Rückblenden

  • Hallo,


    Ich habe mal eine Frage zum Thema Rückblenden. Habe dazu trotz Suche hier keinen Fred gefunden, obwohl ich eher vermutet hätte, dass das Thema ausgelutscht ist.


    Ich habe mehrfach gelesen, dass man mit Rückblenden sehr vorsichtig sein soll, weil sie das Erzähltempo bremsen würden. Deswegen bin ich jetzt etwas am Grübeln. :down


    Bei meinem aktuellen Romanprojekt ist es nämlich so, dass der Ursprung des Hauptkonfliktes weit in das 20. Jahrhundert zurückreicht. Ich habe mir dazu eine komplette Vorlaufgeschichte ausgedacht, die ich natürlich im Laufe der Erzählung so nach und nach enthüllen will. Dafür bieten sich zwei Wege an:


    Ich kann meinen Prota bei der Aufdeckung finsterer Machenschaften an alte Zeitzeugen, Dokumente, Gegenstände usw. geraten lassen, die ihm die Begebenheiten erzählen. Käme mir so ein wenig wie die Symbolikschnitzeljagden von Dan Brown vor.


    Ich könnte aber auch die Vergangenheit aufleben lassen, in dem ich die damaligen Geschehnisse tatsächlich szenenweise geschehen lasse, also durch Rückblenden. Am besten noch überschrieben mit "Altlandsberg 1958" oder so. Dann taucht man in das dortige Geschehen ein und dann kommt die nächste Szene "Berlin 2005", also wieder zurück in der Gegenwart.

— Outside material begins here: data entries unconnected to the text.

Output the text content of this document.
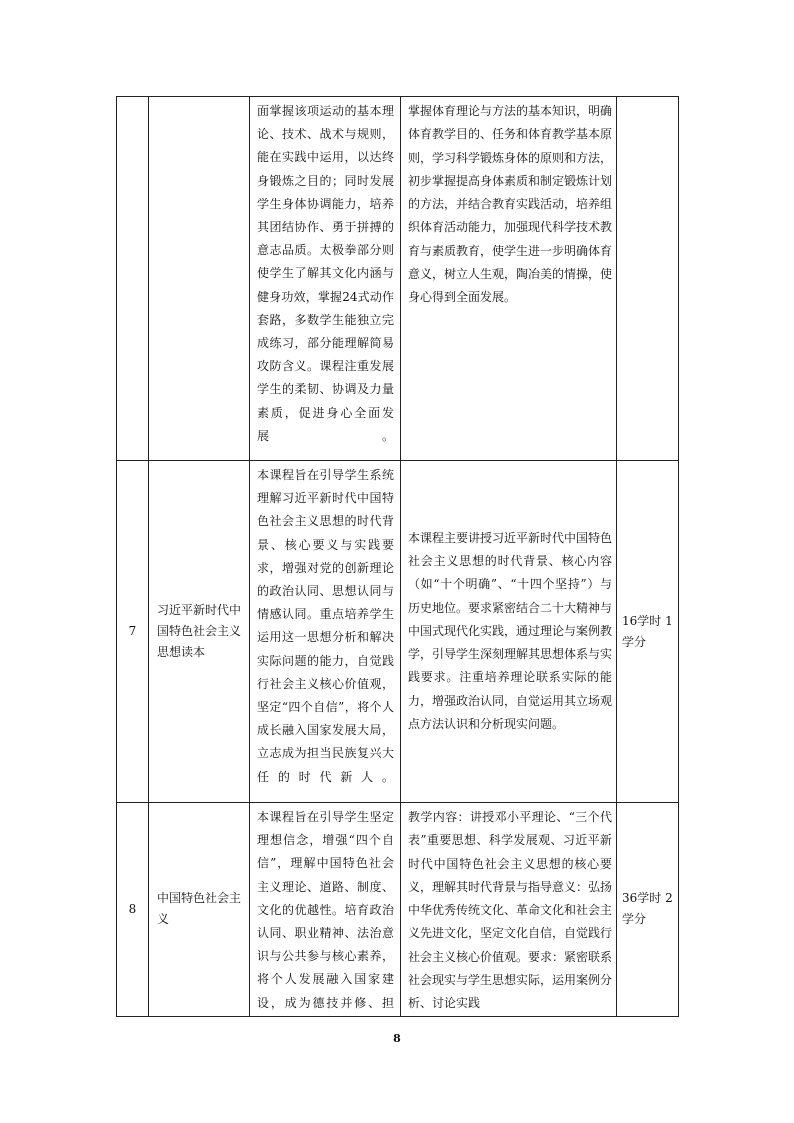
		面掌握该项运动的基本理论、技术、战术与规则，能在实践中运用，以达终身锻炼之目的；同时发展学生身体协调能力，培养其团结协作、勇于拼搏的意志品质。太极拳部分则使学生了解其文化内涵与健身功效，掌握24式动作套路，多数学生能独立完成练习，部分能理解简易攻防含义。课程注重发展学生的柔韧、协调及力量素质，促进身心全面发展。	掌握体育理论与方法的基本知识，明确体育教学目的、任务和体育教学基本原则，学习科学锻炼身体的原则和方法，初步掌握提高身体素质和制定锻炼计划的方法，并结合教育实践活动，培养组织体育活动能力，加强现代科学技术教育与素质教育，使学生进一步明确体育意义，树立人生观，陶冶美的情操，使身心得到全面发展。	
7	习近平新时代中国特色社会主义思想读本	本课程旨在引导学生系统理解习近平新时代中国特色社会主义思想的时代背景、核心要义与实践要求，增强对党的创新理论的政治认同、思想认同与情感认同。重点培养学生运用这一思想分析和解决实际问题的能力，自觉践行社会主义核心价值观，坚定“四个自信”，将个人成长融入国家发展大局，立志成为担当民族复兴大任的时代新人。	本课程主要讲授习近平新时代中国特色社会主义思想的时代背景、核心内容（如“十个明确”、“十四个坚持”）与历史地位。要求紧密结合二十大精神与中国式现代化实践，通过理论与案例教学，引导学生深刻理解其思想体系与实践要求。注重培养理论联系实际的能力，增强政治认同，自觉运用其立场观点方法认识和分析现实问题。	16学时 1学分
8	中国特色社会主义	本课程旨在引导学生坚定理想信念，增强“四个自信”，理解中国特色社会主义理论、道路、制度、文化的优越性。培育政治认同、职业精神、法治意识与公共参与核心素养，将个人发展融入国家建设，成为德技并修、担	教学内容：讲授邓小平理论、“三个代表”重要思想、科学发展观、习近平新时代中国特色社会主义思想的核心要义，理解其时代背景与指导意义：弘扬中华优秀传统文化、革命文化和社会主义先进文化，坚定文化自信，自觉践行社会主义核心价值观。要求：紧密联系社会现实与学生思想实际，运用案例分析、讨论实践	36学时 2学分
8
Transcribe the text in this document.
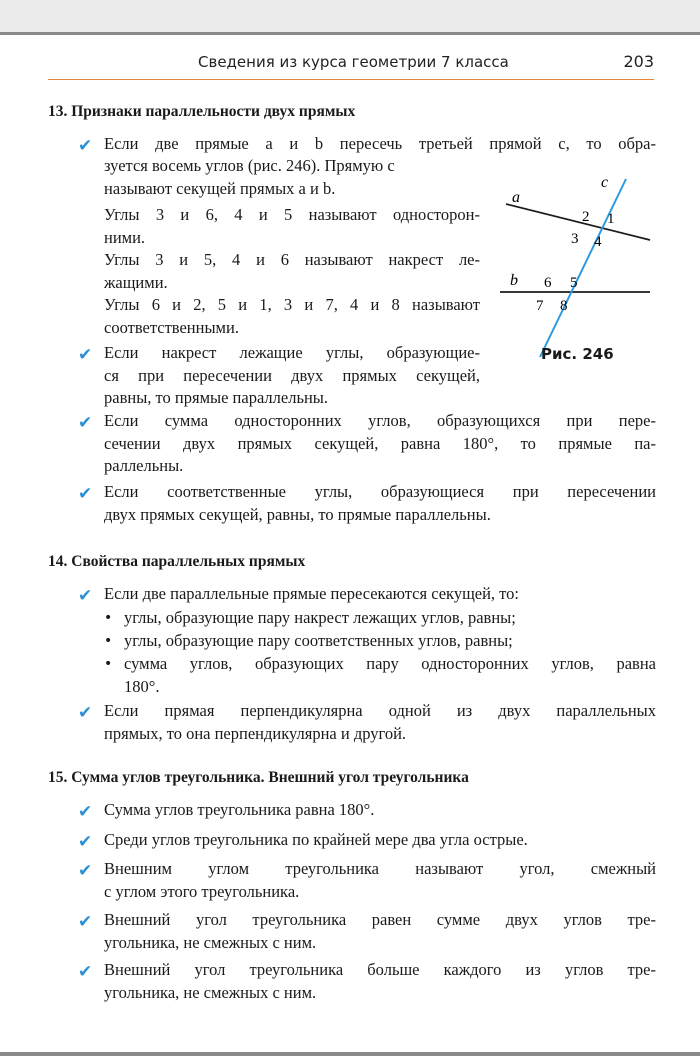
Сведения из курса геометрии 7 класса	203
13. Признаки параллельности двух прямых
✔ Если две прямые a и b пересечь третьей прямой c, то обра-
зуется восемь углов (рис. 246). Прямую c
называют секущей прямых a и b.
Углы 3 и 6, 4 и 5 называют односторон-
ними.
Углы 3 и 5, 4 и 6 называют накрест ле-
жащими.
Углы 6 и 2, 5 и 1, 3 и 7, 4 и 8 называют
соответственными.
✔ Если накрест лежащие углы, образующие-
ся при пересечении двух прямых секущей,
равны, то прямые параллельны.
✔ Если сумма односторонних углов, образующихся при пере-
сечении двух прямых секущей, равна 180°, то прямые па-
раллельны.
✔ Если соответственные углы, образующиеся при пересечении
двух прямых секущей, равны, то прямые параллельны.
a
b
c
2 1
3 4
6 5
7 8
Рис. 246
14. Свойства параллельных прямых
✔ Если две параллельные прямые пересекаются секущей, то:
• углы, образующие пару накрест лежащих углов, равны;
• углы, образующие пару соответственных углов, равны;
• сумма углов, образующих пару односторонних углов, равна
180°.
✔ Если прямая перпендикулярна одной из двух параллельных
прямых, то она перпендикулярна и другой.
15. Сумма углов треугольника. Внешний угол треугольника
✔ Сумма углов треугольника равна 180°.
✔ Среди углов треугольника по крайней мере два угла острые.
✔ Внешним углом треугольника называют угол, смежный
с углом этого треугольника.
✔ Внешний угол треугольника равен сумме двух углов тре-
угольника, не смежных с ним.
✔ Внешний угол треугольника больше каждого из углов тре-
угольника, не смежных с ним.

    Ich persönlich fände die zweite Möglichkeit attraktiver, weil dann die Begebenheiten nicht erzählt werden, sondern quasi geschehen. Aber es heißt ja, dass Rückblenden bremsen... :bonk


    Habt Ihr eine Meinung dazu?


    Liebe Grüße
    Achim


  • Bremsen ist ja auch nicht immer schlecht. Auf gerader Strecke stören sie meist, aber vor Kurven ist Bremsen meist sinnvoll :)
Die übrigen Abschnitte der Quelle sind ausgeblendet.